Lennon will now sit out a total of five matches over the course of his two punishments.
The Armagh man was handed the first ban — which was reduced on appeal — following his dismissal to the stand and subsequent reaction during defeat by Hearts in November.
The second suspension came automatically after Lennon was charged with misconduct following his angry reaction towards Rangers assistant manager Ally McCoist at the end of a Scottish Cup replay on March 2.
Celtic did not dispute this charge but laid down another challenge when their legal advisor, Paul McBride QC, declared the rules meant the punishments would overlap.

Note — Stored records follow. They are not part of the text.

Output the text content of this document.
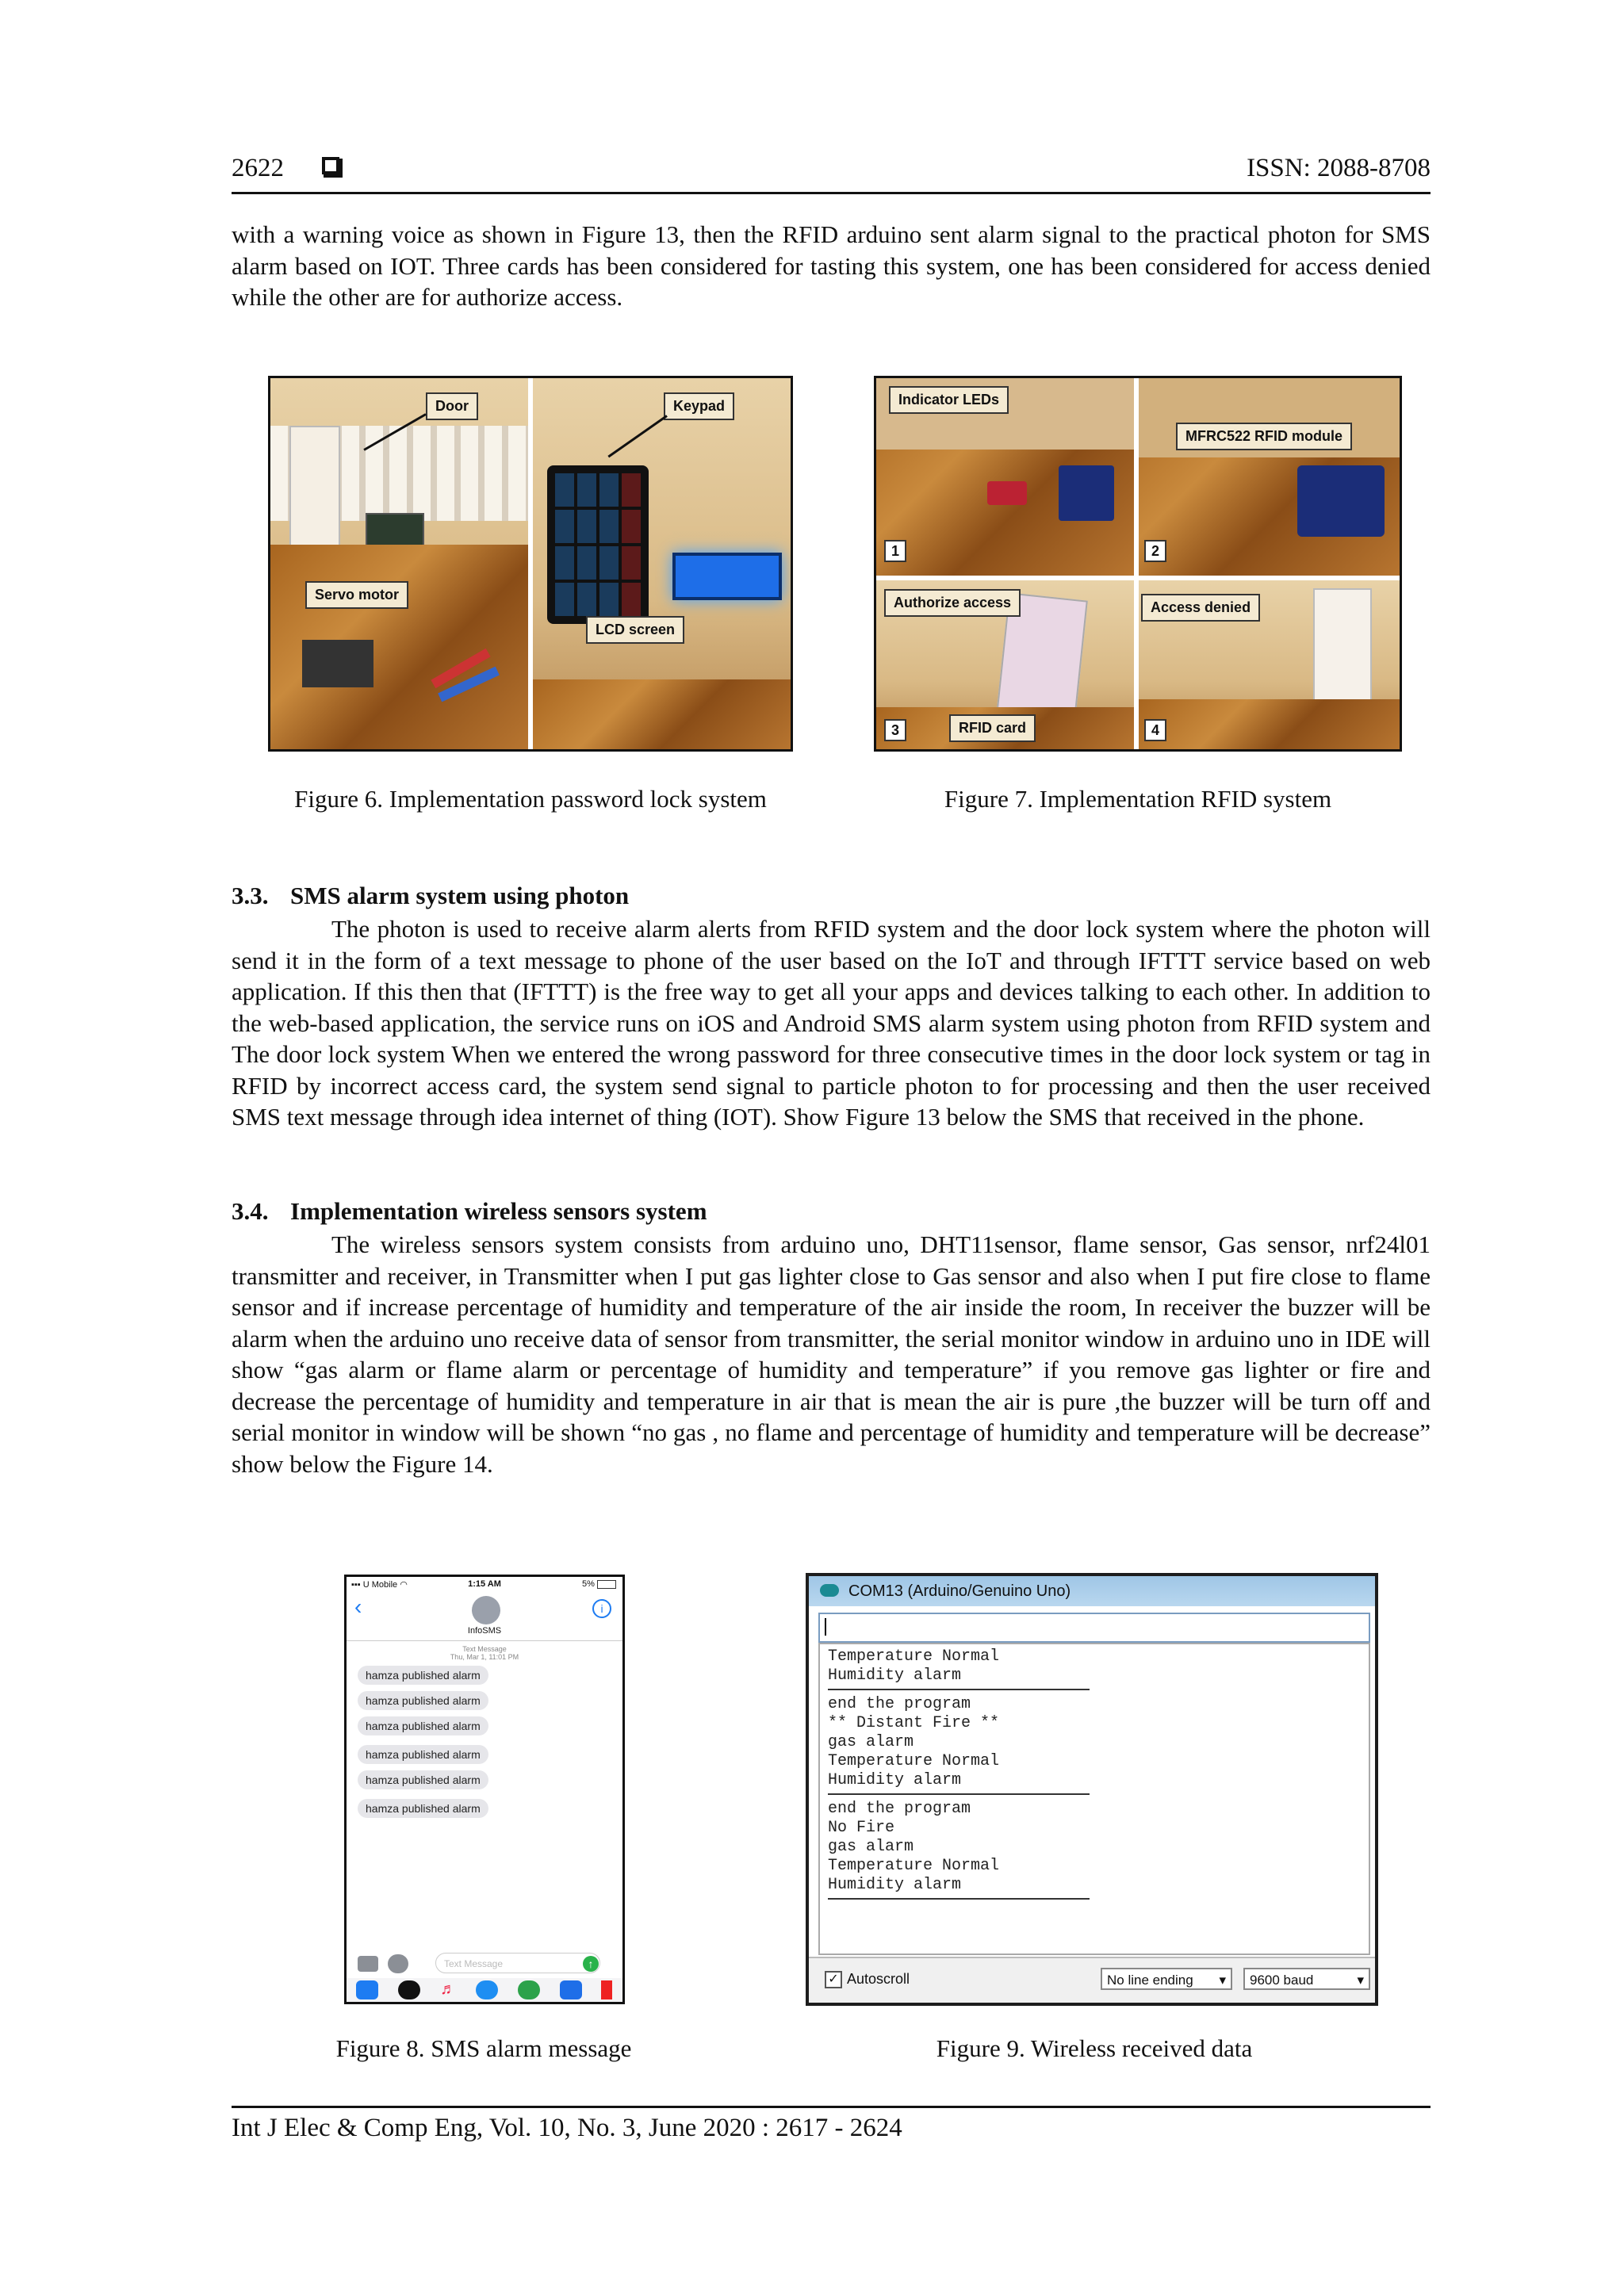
2622	ISSN: 2088-8708
with a warning voice as shown in Figure 13, then the RFID arduino sent alarm signal to the practical photon for SMS alarm based on IOT. Three cards has been considered for tasting this system, one has been considered for access denied while the other are for authorize access.
Door	Keypad
Servo motor
LCD screen
Figure 6. Implementation password lock system
Indicator LEDs
MFRC522 RFID module
Authorize access	Access denied
RFID card
1	2
3	4
Figure 7. Implementation RFID system
3.3. SMS alarm system using photon
The photon is used to receive alarm alerts from RFID system and the door lock system where the photon will send it in the form of a text message to phone of the user based on the IoT and through IFTTT service based on web application. If this then that (IFTTT) is the free way to get all your apps and devices talking to each other. In addition to the web-based application, the service runs on iOS and Android SMS alarm system using photon from RFID system and The door lock system When we entered the wrong password for three consecutive times in the door lock system or tag in RFID by incorrect access card, the system send signal to particle photon to for processing and then the user received SMS text message through idea internet of thing (IOT). Show Figure 13 below the SMS that received in the phone.
3.4. Implementation wireless sensors system
The wireless sensors system consists from arduino uno, DHT11sensor, flame sensor, Gas sensor, nrf24l01 transmitter and receiver, in Transmitter when I put gas lighter close to Gas sensor and also when I put fire close to flame sensor and if increase percentage of humidity and temperature of the air inside the room, In receiver the buzzer will be alarm when the arduino uno receive data of sensor from transmitter, the serial monitor window in arduino uno in IDE will show “gas alarm or flame alarm or percentage of humidity and temperature” if you remove gas lighter or fire and decrease the percentage of humidity and temperature in air that is mean the air is pure ,the buzzer will be turn off and serial monitor in window will be shown “no gas , no flame and percentage of humidity and temperature will be decrease” show below the Figure 14.
▪▪▪ U Mobile ◠	1:15 AM	5%
‹	i
InfoSMS
Text Message
Thu, Mar 1, 11:01 PM
hamza published alarm
hamza published alarm
hamza published alarm
hamza published alarm
hamza published alarm
hamza published alarm
Text Message	↑
♬
Figure 8. SMS alarm message
COM13 (Arduino/Genuino Uno)
Temperature Normal
Humidity alarm
end the program
** Distant Fire **
gas alarm
Temperature Normal
Humidity alarm
end the program
No Fire
gas alarm
Temperature Normal
Humidity alarm
✓ Autoscroll	No line ending ▾	9600 baud ▾
Figure 9. Wireless received data
Int J Elec & Comp Eng, Vol. 10, No. 3, June 2020 : 2617 - 2624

The SFA have admitted defeat on this point but expressed frustration that their disciplinary process, which is set to be updated before the start of next season, had become a “costly legal playground”.
A statement read: “Given the increasingly high stakes in football, rules written by administrators to govern member clubs of the Scottish FA are being challenged on legal grounds.
“This is creating a situation where substantial sums are being invested in legal fees at a time when the game simply cannot afford it.”
The SFA said they had received “independent counsel advice” on the point of contention and were “regrettably advised that its interpretation of the rule is legally unenforceable”.
Chief executive Stewart Regan added: “We must accept that if our rules cannot be enforced in a court of law then they cannot be imposed and it is foolish to waste money defending such a point.”
But he warned: “It is important for the future of Scottish football that we do not allow our disciplinary procedures to be used as a costly legal playground.”